La femme serra son avant-bras. Elle ne paraissait plus repoussante du tout. Le colonel l'embrassa sur le front.

– Allez, ma brave dame. Soyez courageuse. Nos enfants ne le verront peut-être pas, ni les enfants de nos enfants, mais à la troisième génération, on redressera l'échiné, je vous le promets. On ne fait pas tourner la France en bourrique éternellement. Les dollars vont avoir une surprise. On va tirer les leçons de nos défaites. On n'a pas été assez rapides? On a été trop mous moralement? trop gentils à leur chanter du Maurice Chevalier et du Bobby Lapointe?… Ça va changer. Vous ne me croyez pas?… Laissez-moi vous dire un petit truc. Approchez… Nuke-nuke, le petit blaireau. Si vous voyez ce que je veux dire. La France est une puissance nucléaire. Il n'y a pas que le Pakistan ou la Corée du Nord. Mais chut.

Le colonel plaça l'index sur les lèvres de la femme. Une lumière joyeuse dansait dans ses yeux qui avaient fait l'Ecole de Guerre.

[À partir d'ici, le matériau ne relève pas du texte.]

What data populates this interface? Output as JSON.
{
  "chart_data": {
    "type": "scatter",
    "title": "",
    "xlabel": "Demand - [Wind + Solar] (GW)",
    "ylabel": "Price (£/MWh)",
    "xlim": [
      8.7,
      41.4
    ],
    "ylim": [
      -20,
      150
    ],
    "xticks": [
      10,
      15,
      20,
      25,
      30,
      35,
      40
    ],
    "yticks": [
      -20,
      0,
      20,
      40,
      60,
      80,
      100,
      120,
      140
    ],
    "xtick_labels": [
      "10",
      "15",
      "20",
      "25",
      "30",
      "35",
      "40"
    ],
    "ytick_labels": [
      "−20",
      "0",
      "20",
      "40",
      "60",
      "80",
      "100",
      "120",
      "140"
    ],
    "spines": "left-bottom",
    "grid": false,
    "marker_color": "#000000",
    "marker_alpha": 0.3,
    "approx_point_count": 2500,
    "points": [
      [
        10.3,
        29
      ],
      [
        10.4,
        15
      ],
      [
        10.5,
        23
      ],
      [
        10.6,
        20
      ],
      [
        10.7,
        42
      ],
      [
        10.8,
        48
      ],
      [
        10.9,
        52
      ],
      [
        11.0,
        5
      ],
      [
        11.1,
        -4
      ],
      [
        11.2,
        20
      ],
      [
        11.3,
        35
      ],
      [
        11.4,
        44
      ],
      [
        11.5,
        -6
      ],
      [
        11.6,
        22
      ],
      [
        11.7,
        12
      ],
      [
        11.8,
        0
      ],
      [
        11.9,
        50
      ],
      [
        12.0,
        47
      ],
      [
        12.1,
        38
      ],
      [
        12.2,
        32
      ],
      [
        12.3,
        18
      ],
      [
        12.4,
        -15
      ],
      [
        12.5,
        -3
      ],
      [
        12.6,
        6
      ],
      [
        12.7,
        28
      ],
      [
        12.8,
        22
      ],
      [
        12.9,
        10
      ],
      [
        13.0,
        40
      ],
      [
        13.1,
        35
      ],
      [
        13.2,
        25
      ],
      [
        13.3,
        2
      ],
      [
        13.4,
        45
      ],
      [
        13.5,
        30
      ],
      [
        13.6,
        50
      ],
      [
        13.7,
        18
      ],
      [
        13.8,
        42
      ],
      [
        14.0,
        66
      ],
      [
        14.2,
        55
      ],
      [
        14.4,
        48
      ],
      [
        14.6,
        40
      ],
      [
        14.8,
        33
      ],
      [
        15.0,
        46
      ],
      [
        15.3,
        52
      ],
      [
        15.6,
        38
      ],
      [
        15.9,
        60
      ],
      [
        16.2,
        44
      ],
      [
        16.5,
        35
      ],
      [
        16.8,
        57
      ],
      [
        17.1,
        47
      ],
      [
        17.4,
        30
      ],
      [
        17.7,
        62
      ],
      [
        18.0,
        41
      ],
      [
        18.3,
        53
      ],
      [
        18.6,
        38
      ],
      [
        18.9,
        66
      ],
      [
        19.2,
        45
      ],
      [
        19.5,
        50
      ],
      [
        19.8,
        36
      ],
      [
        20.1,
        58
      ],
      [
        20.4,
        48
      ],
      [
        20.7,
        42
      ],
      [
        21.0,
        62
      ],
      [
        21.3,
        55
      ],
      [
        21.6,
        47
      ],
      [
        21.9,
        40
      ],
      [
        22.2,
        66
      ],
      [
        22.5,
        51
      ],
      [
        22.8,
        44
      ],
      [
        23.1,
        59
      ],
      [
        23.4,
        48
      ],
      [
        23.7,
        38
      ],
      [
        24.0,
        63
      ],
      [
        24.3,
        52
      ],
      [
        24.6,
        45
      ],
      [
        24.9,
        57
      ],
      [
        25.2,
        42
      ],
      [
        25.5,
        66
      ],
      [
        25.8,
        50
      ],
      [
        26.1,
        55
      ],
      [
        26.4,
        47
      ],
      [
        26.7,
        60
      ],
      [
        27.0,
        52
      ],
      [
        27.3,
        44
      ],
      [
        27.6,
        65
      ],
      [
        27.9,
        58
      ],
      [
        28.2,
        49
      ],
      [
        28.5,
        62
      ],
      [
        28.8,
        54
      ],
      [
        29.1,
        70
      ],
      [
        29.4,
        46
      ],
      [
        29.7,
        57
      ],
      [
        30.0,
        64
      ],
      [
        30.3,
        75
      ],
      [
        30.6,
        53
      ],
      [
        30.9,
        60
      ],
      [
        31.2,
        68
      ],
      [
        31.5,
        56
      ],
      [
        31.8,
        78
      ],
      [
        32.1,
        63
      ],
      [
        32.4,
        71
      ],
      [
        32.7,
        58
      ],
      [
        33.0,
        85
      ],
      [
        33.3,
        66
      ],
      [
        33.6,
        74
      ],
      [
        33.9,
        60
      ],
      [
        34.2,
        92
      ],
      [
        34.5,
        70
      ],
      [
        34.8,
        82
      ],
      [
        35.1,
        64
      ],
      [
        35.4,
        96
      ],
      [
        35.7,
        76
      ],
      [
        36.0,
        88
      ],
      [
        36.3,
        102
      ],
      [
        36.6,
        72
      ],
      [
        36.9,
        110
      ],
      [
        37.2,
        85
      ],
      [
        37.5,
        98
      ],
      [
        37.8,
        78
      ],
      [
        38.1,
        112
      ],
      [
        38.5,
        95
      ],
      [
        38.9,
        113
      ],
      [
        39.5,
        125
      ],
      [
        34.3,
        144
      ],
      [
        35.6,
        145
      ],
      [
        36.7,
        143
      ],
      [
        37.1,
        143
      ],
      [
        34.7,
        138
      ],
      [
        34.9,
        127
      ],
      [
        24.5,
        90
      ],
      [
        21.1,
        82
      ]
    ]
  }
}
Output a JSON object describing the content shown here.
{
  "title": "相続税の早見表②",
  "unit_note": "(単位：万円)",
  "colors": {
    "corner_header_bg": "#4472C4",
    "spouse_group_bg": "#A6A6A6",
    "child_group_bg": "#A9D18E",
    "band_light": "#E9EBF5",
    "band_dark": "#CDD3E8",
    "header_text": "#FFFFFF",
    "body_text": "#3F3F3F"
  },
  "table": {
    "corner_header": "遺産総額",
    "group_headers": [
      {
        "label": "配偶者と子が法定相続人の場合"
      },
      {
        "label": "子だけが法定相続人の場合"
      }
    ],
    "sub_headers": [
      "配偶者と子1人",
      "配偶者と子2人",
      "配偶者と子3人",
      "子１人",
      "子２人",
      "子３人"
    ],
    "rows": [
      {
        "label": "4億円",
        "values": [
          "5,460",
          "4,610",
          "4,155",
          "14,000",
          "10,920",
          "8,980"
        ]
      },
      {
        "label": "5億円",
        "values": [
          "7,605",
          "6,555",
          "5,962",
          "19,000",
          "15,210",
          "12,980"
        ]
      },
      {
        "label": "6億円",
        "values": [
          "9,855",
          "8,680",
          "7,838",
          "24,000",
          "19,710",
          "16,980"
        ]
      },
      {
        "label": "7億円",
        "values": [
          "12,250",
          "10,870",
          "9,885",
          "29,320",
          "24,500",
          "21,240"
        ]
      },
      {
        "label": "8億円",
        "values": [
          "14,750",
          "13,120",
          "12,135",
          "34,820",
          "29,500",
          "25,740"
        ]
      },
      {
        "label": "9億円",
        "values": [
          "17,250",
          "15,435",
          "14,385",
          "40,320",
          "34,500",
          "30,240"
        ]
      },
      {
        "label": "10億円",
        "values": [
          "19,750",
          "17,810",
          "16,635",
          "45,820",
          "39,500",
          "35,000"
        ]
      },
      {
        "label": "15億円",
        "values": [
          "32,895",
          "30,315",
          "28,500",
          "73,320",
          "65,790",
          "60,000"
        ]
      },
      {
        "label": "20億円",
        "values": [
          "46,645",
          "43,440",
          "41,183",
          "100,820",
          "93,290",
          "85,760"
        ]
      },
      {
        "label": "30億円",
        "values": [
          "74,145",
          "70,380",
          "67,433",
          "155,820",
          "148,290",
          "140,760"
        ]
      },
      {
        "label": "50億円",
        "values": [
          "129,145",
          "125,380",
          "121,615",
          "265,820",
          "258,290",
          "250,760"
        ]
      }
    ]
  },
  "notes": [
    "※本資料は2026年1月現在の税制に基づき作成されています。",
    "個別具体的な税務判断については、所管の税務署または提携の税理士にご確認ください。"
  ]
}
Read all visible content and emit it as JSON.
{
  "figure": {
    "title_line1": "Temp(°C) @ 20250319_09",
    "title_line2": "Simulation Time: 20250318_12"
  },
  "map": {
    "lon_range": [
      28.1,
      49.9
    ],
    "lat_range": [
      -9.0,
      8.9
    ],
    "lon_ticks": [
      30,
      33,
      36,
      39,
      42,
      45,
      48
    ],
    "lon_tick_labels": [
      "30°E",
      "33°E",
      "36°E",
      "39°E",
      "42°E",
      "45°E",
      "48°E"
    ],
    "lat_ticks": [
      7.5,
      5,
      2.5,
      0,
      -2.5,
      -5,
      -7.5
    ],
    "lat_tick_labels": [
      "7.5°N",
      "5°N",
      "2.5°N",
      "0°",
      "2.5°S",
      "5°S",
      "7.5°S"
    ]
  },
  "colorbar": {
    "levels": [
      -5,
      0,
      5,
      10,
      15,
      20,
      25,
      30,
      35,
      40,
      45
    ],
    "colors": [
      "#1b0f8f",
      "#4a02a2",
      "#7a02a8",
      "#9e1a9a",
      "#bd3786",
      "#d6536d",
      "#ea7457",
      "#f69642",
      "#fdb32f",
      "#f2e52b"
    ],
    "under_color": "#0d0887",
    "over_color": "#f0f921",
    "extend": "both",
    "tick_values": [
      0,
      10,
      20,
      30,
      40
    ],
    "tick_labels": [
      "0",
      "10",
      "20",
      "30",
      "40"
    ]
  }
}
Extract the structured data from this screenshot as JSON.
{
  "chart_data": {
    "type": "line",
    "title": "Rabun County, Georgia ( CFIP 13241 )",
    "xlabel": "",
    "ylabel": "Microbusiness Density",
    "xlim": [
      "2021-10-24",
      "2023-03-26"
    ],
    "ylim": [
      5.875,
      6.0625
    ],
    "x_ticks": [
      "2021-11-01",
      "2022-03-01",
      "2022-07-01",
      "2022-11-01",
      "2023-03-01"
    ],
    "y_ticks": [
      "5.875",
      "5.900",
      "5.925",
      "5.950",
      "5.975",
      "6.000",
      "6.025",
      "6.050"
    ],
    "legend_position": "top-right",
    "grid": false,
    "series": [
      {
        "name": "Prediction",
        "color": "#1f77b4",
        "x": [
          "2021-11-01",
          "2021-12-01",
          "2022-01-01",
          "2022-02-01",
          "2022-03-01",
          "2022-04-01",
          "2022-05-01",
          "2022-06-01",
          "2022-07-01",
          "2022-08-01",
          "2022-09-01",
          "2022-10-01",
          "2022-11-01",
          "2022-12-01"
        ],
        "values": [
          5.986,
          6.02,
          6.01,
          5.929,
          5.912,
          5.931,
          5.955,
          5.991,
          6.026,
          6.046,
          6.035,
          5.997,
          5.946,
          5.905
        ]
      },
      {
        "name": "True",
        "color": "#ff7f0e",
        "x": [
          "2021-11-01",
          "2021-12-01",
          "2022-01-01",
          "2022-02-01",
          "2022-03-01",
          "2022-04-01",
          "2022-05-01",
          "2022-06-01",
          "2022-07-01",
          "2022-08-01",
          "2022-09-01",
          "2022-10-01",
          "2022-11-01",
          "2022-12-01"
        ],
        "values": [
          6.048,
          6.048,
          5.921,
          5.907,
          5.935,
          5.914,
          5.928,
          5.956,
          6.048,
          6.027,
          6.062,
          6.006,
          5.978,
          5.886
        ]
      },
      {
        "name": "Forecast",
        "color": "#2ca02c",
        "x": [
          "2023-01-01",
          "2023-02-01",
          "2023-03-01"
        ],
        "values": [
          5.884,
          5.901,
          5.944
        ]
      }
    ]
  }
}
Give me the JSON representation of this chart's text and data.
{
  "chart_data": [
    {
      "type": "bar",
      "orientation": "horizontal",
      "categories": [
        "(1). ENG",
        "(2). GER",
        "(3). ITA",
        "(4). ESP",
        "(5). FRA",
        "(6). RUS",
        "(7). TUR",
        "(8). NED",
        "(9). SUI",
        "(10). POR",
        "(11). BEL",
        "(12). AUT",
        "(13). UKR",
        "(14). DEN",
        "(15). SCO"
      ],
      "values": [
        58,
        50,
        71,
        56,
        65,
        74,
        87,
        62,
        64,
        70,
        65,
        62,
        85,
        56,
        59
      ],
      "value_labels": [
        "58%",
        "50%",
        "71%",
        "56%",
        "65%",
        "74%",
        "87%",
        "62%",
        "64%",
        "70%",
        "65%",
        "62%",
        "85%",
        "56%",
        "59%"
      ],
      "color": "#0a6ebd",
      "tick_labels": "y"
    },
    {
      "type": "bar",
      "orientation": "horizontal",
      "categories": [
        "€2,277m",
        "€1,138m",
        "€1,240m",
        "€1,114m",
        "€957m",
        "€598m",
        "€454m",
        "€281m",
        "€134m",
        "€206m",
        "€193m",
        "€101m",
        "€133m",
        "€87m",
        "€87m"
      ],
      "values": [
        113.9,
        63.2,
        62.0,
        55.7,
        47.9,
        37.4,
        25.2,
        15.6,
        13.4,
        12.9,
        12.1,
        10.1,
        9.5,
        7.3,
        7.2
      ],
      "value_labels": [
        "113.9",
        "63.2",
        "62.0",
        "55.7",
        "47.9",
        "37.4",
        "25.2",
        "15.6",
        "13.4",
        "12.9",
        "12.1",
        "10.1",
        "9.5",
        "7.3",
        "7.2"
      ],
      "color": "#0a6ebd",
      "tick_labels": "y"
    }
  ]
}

– Prenez donc quelques carottes, dit-il.

La femme s'éloigna à travers le potager. Les pousses de fenouil caressaient ses mollets. Elle était presque heureuse, comme si elle l'avait sur elle, sous sa petite blouse vichy, cette bombe tant désirée, une bombe bien pratique qui liquiderait la populace tout en conservant intactes les infrastructures, sa petite maison et le portrait de son fils orné d'un bandeau noir.

Le soir, elle fit une soupe aux légumes.

Après une brillante carrière au ministère des Affaires étrangères, Jean-Ramsès Dubosc prit une retraite anticipée et se consacra à l'écriture pour la jeunesse. Son célèbre recueil Mille et une histoires d'oncle Guillaume est considéré comme un classique par des millions de mamans dans le monde.

Sa femme Stéphanie mourut en couches dans sa trente-troisième année.

Sur la place centrale du village, le monument aux morts fut complété par Wolf Guillemot, classé sous la rubrique «Guerre d'Algérie» car on n'avait pas le cœur à ouvrir un nouveau chapitre. Les jours de grand soleil, un lézard venait se chauffer dans les creux de son nom.